Creative director, Pushan Kripalani, talks about the building almost as a colleague. “The space lends itself to intimate ceremonies from one human heart to another. We have no neutral space like a traditional theater lobby or lobby, so the experience begins immediately. Other spaces try to tear down the metaphorical fourth wall. We simply decided not to create one.”

That absence – no buffer, no proscenium distance – shapes the programming. The chapel seats only 100. Can’t stand this spectacle; It depends on attendance.

The opening weekend in late January reflected that sensibility. It began with Kausar Munir’s reflections and poetry, interspersed with Shanaya Rafat’s readings, before moving into Nikhil D’Souza’s acoustic textures. This was followed by jazz performances with the Sanjay Divecha Trio and the weekend concluded with morning ragas on flute by Rakesh Chaurasia. In a room with only 100 listeners, every change in tone is clearly registered.

Sanjay Divecha Trio Live at Abbey 301

Sanjay Divecha Trio Live at Abbey 301

Of course, feasibility depends on geography. Khandala is about 80 kilometers from Mumbai – close enough for a weekend drive, far enough to prevent a casual appearance. There is regular traffic throughout the year on the Mumbai-Pune corridor, yet the ferries impose seasonal moods: monsoon fog, holiday crowds, the occasional advisory of landslides. Abe can’t rely on 301 walk-ins, but he must develop intent.

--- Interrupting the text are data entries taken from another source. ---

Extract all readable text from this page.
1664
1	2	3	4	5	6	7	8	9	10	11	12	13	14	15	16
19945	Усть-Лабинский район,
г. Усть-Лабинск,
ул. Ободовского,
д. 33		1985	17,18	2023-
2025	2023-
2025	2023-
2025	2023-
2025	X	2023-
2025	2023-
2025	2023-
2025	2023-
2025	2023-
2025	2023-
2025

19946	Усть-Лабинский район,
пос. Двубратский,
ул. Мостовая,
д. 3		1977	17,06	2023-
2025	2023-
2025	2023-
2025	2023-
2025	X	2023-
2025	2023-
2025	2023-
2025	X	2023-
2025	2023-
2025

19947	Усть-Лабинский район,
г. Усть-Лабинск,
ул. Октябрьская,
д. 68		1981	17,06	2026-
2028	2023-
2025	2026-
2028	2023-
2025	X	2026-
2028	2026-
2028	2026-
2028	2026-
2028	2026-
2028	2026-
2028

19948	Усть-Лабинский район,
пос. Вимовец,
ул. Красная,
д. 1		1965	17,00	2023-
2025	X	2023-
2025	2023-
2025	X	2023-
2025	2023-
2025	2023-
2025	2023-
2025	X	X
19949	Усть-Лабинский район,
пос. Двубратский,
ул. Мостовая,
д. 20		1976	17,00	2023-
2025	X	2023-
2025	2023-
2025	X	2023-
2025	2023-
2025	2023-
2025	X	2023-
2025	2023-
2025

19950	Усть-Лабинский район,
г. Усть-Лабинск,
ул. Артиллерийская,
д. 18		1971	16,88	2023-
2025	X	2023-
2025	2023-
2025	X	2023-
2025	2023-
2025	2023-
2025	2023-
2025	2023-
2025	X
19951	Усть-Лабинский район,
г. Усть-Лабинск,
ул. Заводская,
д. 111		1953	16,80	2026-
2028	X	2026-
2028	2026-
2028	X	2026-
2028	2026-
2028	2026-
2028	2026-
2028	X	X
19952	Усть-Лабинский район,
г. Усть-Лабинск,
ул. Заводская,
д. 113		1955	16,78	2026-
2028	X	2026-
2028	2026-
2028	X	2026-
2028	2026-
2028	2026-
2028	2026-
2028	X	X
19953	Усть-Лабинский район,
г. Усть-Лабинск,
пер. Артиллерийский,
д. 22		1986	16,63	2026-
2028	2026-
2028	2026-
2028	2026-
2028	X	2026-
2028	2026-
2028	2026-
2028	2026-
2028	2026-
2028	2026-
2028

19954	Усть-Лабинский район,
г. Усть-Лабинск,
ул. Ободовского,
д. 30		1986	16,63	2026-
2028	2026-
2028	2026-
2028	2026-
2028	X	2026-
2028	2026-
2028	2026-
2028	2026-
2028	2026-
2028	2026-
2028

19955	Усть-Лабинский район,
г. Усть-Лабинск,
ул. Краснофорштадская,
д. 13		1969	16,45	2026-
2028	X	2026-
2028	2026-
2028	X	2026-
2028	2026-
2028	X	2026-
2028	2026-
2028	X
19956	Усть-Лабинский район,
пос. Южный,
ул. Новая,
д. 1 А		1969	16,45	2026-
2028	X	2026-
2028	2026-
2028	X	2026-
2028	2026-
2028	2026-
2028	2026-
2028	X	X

“We’ve just started. It’s a slow process,” Pushan says of the curatorial vision. Outreach and collaboration is underway and residencies have been envisioned. “Abbey 301 is a place where people can develop new ideas, entertain audiences, and bring the historical and the contemporary to co-exist across time. Our goal is to be by and for the community.”

This ambition extends beyond ticketed evenings. The venue’s outreach initiative, Setu, is already active in local schools. “It goes beyond arts instruction to strengthen language skills, confidence and empathy through drum therapy and spoken word,” says steering committee member Kate Currawala. The objective of the program is to identify and support resource persons from the area to conduct workshops in schools and the wider community, thereby creating artistic engagement as well as employment.

Sanjay Divecha Trio

Sanjay Divecha Trio

A restored chapel in a hill station can easily become picturesque – another backdrop for a cosmopolitan holiday. The difficult task is to integrate it into the rhythm of the field. Using Abbey 301 is somewhere between pilgrimage and participation: a place worth driving to, and a place worth standing by.